Do the past two months of electoral losses for the GOP have a familiar ring to them? Indeed, writes Rich Lowry in NRO.
Newly elected president Barack Obama’s party lost off-year gubernatorial elections in Virginia and New Jersey and suffered a stunning upset in a Senate race it had no business losing, in Massachusetts. Trump’s party lost off-year gubernatorial elections in Virginia and New Jersey and suffered a stunning upset in a Senate race it had no business losing, in Alabama.
Ed Gillespie ran away from Trump and lost in Virginia. Roy Moore ran toward Trump (with a lot of excess baggage) and lost in Alabama. One was a wonky establishment Republican careful to sand away any hard edges in his political persona; the other was an obstreperous and ignorant insurgent Republican who prided himself on his outrageousness. It didn’t matter.
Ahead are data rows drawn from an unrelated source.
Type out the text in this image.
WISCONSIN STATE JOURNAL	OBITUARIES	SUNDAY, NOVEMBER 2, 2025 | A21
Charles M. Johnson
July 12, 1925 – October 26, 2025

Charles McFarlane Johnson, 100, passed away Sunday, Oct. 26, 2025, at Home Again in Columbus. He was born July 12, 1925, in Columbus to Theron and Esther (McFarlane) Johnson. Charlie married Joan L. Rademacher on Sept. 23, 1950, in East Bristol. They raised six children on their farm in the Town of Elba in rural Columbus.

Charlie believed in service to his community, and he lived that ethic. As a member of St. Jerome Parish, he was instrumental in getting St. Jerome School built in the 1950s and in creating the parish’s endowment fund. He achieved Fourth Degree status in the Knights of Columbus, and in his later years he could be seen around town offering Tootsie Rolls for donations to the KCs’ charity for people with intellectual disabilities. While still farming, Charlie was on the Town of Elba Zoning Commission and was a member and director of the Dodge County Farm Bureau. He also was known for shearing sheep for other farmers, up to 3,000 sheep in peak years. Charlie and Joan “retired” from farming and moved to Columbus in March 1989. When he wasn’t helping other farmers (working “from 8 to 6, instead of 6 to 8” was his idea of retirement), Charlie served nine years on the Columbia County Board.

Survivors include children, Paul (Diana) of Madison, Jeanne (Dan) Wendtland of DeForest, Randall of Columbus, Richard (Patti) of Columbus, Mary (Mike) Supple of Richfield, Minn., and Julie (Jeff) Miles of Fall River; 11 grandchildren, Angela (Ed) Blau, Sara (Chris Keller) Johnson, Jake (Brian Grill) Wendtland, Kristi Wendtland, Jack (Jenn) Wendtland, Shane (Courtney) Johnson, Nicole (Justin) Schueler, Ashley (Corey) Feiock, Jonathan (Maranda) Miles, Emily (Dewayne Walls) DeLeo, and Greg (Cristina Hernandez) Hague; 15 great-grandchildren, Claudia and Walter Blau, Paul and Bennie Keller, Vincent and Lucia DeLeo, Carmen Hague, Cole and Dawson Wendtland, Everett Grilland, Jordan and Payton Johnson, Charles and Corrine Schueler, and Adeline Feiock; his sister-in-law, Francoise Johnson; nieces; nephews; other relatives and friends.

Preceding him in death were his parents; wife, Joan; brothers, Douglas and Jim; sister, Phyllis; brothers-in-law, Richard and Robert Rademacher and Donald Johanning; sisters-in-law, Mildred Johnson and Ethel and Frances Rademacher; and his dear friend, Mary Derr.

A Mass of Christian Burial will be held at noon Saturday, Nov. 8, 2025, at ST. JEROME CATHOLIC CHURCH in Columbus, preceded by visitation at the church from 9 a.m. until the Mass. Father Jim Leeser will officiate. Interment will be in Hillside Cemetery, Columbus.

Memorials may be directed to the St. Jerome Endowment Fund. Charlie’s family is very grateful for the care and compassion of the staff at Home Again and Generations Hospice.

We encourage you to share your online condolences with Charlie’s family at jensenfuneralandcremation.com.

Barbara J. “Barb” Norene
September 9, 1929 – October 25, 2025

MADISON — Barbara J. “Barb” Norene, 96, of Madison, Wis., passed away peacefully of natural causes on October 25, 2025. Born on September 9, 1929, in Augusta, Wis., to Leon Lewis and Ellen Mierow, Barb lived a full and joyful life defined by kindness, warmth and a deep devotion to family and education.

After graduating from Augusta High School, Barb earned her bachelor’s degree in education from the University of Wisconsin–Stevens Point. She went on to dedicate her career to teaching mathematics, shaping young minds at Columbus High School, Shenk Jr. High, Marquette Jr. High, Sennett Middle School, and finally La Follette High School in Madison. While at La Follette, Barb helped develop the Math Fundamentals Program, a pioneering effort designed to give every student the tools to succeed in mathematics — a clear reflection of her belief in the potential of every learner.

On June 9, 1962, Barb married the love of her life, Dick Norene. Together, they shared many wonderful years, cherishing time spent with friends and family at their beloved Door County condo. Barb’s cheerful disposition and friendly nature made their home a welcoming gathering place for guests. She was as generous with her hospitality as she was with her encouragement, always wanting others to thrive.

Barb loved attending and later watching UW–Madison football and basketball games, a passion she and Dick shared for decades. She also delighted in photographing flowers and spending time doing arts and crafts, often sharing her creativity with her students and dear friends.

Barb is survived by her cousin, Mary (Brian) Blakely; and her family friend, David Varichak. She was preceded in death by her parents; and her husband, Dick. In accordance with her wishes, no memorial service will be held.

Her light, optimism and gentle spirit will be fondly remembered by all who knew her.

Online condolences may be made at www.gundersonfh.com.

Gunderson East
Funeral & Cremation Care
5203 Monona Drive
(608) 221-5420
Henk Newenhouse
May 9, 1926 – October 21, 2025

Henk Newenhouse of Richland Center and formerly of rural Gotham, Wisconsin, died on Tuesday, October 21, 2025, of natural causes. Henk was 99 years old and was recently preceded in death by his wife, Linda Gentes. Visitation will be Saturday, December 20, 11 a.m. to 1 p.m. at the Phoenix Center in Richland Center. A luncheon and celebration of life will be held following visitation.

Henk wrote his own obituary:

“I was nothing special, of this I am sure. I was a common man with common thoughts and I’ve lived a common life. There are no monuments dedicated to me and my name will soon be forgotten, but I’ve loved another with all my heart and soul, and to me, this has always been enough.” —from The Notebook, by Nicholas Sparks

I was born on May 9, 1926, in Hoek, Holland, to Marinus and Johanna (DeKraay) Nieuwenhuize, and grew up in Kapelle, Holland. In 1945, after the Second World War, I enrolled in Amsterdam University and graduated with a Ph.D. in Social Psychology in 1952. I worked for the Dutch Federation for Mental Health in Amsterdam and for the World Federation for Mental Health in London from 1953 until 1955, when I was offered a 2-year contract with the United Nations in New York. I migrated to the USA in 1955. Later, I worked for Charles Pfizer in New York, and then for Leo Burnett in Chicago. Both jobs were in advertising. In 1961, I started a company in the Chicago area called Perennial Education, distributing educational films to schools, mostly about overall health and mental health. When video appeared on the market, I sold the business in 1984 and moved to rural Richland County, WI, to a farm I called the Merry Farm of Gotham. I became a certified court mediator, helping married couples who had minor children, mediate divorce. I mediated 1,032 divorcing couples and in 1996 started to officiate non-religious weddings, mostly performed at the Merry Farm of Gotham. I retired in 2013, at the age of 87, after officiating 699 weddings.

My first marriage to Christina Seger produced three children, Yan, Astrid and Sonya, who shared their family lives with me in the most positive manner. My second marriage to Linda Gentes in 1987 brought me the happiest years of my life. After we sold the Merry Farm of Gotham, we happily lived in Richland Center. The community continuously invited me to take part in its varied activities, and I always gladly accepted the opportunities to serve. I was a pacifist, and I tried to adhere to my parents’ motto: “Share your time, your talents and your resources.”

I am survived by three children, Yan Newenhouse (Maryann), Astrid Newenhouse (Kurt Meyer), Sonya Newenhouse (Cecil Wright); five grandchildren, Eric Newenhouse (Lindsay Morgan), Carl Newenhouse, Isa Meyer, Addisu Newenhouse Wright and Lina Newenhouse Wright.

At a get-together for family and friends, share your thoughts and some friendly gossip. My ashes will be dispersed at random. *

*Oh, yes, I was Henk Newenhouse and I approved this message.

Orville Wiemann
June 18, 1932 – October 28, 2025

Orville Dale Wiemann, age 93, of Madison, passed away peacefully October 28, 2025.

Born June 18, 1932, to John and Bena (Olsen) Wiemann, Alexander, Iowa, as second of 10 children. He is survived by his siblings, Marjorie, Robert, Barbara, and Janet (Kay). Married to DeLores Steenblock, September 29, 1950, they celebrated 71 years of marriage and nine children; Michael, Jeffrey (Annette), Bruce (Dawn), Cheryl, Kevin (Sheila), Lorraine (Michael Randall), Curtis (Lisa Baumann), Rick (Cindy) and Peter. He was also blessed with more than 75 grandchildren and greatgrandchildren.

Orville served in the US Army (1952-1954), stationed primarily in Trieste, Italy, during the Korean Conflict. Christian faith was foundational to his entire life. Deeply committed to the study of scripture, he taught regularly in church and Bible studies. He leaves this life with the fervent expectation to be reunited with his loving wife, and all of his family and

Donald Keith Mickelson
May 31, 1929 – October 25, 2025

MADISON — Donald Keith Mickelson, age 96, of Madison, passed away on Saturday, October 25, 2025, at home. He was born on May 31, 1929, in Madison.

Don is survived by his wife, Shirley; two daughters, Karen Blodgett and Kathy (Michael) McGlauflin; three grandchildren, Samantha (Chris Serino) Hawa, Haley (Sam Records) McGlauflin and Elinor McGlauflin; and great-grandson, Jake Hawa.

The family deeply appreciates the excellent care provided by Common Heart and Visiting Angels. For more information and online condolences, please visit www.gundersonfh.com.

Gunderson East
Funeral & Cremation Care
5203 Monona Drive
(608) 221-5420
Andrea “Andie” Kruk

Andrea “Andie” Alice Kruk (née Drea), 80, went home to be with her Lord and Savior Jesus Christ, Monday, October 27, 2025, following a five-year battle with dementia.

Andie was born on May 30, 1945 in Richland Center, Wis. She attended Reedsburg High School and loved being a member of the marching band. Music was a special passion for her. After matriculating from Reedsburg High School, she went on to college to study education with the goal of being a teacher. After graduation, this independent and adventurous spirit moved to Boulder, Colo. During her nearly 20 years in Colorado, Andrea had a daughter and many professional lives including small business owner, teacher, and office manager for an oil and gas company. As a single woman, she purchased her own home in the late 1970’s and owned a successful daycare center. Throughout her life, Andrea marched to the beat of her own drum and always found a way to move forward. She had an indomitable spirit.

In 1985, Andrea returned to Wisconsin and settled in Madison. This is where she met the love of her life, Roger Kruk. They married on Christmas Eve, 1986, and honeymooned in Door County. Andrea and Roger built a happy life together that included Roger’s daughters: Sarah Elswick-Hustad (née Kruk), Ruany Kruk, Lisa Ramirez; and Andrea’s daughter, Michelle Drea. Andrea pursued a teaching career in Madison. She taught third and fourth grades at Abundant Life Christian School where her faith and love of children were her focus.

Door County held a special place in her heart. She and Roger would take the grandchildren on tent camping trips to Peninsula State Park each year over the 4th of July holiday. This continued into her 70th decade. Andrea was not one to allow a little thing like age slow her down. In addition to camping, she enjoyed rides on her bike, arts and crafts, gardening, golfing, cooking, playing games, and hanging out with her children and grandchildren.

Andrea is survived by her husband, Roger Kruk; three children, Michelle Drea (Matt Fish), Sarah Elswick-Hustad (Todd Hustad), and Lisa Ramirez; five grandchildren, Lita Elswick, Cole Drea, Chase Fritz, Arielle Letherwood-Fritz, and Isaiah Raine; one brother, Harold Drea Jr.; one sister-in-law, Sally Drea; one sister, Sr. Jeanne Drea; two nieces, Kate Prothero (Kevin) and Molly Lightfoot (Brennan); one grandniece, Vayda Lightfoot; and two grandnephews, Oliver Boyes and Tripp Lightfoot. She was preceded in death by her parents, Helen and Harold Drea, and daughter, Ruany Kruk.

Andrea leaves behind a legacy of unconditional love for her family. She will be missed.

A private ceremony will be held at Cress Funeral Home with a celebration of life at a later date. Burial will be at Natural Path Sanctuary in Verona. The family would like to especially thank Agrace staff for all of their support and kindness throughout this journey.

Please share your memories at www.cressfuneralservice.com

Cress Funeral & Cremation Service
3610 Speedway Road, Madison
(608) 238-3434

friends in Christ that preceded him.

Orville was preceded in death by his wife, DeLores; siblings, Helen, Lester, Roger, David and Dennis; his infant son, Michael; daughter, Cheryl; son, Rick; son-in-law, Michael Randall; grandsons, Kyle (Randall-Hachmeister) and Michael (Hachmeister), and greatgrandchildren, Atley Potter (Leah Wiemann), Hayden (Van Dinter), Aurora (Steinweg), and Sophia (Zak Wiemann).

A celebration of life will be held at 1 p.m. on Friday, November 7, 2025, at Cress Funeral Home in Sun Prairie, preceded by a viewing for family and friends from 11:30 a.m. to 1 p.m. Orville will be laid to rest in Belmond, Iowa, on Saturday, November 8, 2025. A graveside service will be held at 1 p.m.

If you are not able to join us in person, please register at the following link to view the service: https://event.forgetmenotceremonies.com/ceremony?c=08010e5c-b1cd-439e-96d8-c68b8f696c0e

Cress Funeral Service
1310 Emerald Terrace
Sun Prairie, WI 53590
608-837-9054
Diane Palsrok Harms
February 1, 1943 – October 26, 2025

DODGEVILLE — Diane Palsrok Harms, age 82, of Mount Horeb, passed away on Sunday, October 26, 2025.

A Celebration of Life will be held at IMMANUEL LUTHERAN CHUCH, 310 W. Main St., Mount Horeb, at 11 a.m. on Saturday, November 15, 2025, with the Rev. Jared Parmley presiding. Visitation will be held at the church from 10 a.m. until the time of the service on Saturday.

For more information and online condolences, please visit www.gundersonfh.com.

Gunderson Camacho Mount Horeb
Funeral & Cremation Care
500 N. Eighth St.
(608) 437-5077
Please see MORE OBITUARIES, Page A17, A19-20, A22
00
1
The backlash that conventional wisdom thought Trump would create among these voters in 2016, to his own detriment, is coming about in 2017, to the detriment of his fellow Republicans. They can’t rely on the circumstances or the personal qualities that helped Trump get over the top last year.
As Rich Lowry notes, Obama himself was the last man standing for Democrats after his years in the White House. Is Donald Trump creating a similar dynamic?